Die Zeit ist noch nicht reif

Aber glaubwürdige Planungen eines Militärschlags gegen Iran sollten beginnen

2012 ist die Debatte über das Für und Wider eines militärischen Vorgehens gegen Irans Nuklearprogramm zurückgekehrt. Befürworter reden die enormen Schwierigkeiten einer solchen Operation klein. Auf sie vorbereiten muss sich der Westen dennoch. Nur vor einer glaubhaften
Drohkulisse ließe sich am Verhandlungstisch noch etwas erreichen.

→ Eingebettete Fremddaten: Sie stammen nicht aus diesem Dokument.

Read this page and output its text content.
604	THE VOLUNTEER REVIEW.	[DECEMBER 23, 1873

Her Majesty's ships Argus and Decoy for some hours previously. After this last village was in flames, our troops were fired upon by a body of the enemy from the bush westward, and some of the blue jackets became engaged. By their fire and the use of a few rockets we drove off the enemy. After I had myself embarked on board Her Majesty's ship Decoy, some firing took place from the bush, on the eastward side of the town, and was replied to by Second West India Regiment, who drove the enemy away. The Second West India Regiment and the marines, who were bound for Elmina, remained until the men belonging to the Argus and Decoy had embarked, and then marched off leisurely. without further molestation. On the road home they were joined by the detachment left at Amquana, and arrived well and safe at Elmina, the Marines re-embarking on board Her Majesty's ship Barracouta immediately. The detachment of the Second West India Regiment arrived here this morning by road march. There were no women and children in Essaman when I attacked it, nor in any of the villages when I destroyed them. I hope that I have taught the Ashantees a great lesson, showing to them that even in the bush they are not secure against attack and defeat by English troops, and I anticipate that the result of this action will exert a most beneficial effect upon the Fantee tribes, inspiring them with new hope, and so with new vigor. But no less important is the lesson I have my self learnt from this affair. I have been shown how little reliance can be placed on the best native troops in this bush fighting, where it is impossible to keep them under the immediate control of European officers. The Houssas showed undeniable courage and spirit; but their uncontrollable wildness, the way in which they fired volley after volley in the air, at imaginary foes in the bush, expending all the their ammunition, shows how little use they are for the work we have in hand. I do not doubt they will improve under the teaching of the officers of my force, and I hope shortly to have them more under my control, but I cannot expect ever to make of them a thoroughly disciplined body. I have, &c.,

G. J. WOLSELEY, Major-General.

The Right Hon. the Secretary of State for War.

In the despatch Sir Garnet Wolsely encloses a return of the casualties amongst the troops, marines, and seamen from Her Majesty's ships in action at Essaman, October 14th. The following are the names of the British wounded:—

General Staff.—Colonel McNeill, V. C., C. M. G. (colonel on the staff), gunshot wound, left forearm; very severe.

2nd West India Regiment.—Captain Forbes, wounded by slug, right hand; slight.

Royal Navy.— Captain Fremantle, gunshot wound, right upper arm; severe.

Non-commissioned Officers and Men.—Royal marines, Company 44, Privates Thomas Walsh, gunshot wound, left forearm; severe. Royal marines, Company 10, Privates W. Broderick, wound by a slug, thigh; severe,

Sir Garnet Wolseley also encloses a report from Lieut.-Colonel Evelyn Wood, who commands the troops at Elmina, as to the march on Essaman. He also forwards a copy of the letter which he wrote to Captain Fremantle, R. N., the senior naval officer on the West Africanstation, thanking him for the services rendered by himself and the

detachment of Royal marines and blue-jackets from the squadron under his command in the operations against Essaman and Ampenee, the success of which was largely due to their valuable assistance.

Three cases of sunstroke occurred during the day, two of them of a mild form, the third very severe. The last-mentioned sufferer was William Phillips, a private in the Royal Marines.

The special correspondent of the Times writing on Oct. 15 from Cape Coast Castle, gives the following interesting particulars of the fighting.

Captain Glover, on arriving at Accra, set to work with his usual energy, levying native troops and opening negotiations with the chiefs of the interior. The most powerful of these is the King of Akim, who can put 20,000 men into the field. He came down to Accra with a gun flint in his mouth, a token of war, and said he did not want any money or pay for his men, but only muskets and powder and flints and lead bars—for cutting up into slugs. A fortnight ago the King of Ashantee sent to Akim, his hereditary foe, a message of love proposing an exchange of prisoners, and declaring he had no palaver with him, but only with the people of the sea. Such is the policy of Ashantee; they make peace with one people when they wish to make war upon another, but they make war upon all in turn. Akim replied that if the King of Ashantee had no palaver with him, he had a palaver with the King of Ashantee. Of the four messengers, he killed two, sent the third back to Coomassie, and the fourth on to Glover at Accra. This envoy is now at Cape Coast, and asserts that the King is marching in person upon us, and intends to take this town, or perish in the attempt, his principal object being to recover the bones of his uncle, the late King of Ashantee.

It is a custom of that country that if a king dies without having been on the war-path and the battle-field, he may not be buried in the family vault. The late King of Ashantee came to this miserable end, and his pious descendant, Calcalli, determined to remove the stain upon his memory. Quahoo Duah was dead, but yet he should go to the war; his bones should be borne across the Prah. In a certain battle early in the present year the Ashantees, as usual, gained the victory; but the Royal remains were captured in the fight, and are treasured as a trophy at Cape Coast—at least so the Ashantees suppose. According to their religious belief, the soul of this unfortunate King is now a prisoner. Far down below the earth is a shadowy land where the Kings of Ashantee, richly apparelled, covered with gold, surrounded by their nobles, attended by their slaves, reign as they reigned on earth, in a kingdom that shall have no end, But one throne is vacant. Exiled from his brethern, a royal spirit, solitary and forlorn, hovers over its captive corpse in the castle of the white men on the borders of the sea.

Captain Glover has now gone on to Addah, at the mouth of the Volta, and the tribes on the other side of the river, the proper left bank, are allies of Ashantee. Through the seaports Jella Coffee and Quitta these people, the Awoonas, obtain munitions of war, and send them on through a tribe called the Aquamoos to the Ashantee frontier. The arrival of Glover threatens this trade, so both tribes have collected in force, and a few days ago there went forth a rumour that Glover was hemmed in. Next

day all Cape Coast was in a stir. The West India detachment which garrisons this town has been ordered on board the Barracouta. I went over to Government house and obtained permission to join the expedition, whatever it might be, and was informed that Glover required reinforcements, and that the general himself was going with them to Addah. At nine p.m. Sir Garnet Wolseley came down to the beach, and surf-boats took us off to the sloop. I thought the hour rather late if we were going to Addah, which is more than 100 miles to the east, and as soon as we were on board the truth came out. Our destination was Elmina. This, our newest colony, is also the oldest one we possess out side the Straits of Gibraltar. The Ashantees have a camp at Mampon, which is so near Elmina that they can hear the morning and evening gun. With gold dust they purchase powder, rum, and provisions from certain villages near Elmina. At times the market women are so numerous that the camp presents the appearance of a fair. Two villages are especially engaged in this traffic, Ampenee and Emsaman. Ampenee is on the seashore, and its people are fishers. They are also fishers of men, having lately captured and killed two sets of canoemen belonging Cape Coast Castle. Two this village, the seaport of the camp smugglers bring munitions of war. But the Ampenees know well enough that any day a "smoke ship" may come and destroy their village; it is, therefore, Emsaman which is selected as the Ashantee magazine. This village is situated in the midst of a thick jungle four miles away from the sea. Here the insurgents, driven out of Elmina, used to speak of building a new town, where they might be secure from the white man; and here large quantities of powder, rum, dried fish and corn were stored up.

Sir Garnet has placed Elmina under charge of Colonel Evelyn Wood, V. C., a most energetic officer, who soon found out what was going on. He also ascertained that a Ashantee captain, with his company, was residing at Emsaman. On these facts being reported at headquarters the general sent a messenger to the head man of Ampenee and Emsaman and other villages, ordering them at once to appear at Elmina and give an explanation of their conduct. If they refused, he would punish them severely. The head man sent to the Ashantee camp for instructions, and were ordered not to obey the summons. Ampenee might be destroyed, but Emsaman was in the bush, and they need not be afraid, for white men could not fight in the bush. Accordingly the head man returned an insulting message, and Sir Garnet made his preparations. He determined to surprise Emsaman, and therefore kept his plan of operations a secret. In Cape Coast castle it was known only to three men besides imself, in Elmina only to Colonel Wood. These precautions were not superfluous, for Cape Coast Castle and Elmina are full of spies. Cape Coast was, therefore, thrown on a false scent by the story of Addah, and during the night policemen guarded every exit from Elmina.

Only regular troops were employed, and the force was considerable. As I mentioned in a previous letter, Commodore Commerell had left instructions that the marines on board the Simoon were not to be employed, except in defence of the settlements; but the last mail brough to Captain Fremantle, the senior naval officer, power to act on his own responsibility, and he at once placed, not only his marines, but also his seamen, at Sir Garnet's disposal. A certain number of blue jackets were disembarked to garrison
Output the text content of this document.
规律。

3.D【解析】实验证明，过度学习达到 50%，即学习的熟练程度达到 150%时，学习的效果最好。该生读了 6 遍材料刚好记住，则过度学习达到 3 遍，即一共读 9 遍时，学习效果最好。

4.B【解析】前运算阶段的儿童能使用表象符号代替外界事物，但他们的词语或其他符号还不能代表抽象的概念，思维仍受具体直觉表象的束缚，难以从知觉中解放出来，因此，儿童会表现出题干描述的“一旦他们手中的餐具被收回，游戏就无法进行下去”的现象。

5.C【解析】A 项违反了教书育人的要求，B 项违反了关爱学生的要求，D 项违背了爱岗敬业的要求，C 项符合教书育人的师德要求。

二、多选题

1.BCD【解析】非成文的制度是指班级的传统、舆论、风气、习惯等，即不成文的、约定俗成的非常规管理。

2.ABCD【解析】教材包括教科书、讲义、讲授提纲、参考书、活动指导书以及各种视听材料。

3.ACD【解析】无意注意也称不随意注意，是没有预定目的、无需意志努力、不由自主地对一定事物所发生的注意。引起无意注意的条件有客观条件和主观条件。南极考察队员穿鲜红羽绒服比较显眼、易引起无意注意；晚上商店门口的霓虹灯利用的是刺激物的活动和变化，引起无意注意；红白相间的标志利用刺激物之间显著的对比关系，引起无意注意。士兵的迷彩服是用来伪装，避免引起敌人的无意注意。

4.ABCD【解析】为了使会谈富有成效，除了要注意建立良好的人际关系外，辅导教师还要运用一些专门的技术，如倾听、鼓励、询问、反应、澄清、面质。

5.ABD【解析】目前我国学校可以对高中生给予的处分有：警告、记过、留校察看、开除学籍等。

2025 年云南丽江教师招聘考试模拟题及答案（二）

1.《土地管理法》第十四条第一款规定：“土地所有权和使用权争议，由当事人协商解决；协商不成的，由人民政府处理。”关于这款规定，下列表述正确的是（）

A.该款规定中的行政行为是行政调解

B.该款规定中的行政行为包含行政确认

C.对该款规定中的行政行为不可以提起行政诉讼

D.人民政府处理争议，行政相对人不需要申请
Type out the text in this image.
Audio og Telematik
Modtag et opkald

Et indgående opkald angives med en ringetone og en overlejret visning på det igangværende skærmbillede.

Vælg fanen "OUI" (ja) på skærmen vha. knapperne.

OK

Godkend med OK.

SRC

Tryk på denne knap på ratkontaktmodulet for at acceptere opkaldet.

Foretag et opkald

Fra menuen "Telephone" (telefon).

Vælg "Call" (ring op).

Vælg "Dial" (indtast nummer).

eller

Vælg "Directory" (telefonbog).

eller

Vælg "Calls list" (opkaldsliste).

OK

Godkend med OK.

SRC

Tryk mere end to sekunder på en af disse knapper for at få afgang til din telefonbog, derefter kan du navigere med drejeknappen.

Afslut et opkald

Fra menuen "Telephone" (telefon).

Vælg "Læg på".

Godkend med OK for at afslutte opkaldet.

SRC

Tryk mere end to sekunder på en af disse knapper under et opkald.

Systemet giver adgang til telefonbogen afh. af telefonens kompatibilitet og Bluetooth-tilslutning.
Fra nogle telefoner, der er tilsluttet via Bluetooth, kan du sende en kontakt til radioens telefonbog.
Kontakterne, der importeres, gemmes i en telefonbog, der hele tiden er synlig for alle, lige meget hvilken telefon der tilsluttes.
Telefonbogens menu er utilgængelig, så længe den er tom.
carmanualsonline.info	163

2011 war der arabische Frühling neuer Impulsgeber im Nahen Osten, doch in den ersten Wochen des neuen Jahres kehrte das iranische Nuklearprogramm zurück ins Zentrum der internationalen Aufmerksamkeit. Vor allem die Diskussion um einen möglichen Militärschlag gegen iranische Nuklearanlagen ist wieder da.
Am 8. November 2011 legte die Internationale Atomenergieorganisation (IAEO) dem UN-Sicherheitsrat einen neuen Bericht zum Stand des iranischen Atomprogramms vor. In einem zehnseitigen Anhang berichtet die IAEO detaillierter als je zuvor über dessen militärische Dimensionen. Unter anderem ist von Projekten die Rede, die schon länger als zehn Jahre laufen. Dieser Bericht verschärfte die schwelende diplomatische Krise deutlich. Während die amerikanische Regierung und die Europäische Union mit neuen Sanktionen gegen iranische Ölexporte und Banken reagierten, häuften sich die Gerüchte über einen geplanten unilateralen Luftschlag Israels. Im Januar 2012 veröffentlichte Foreign Affairs einen Artikel von Matthew Kroenig mit der Überschrift „Time to Attack Iran“ („Die Zeit ist reif für einen Angriff auf den Iran“).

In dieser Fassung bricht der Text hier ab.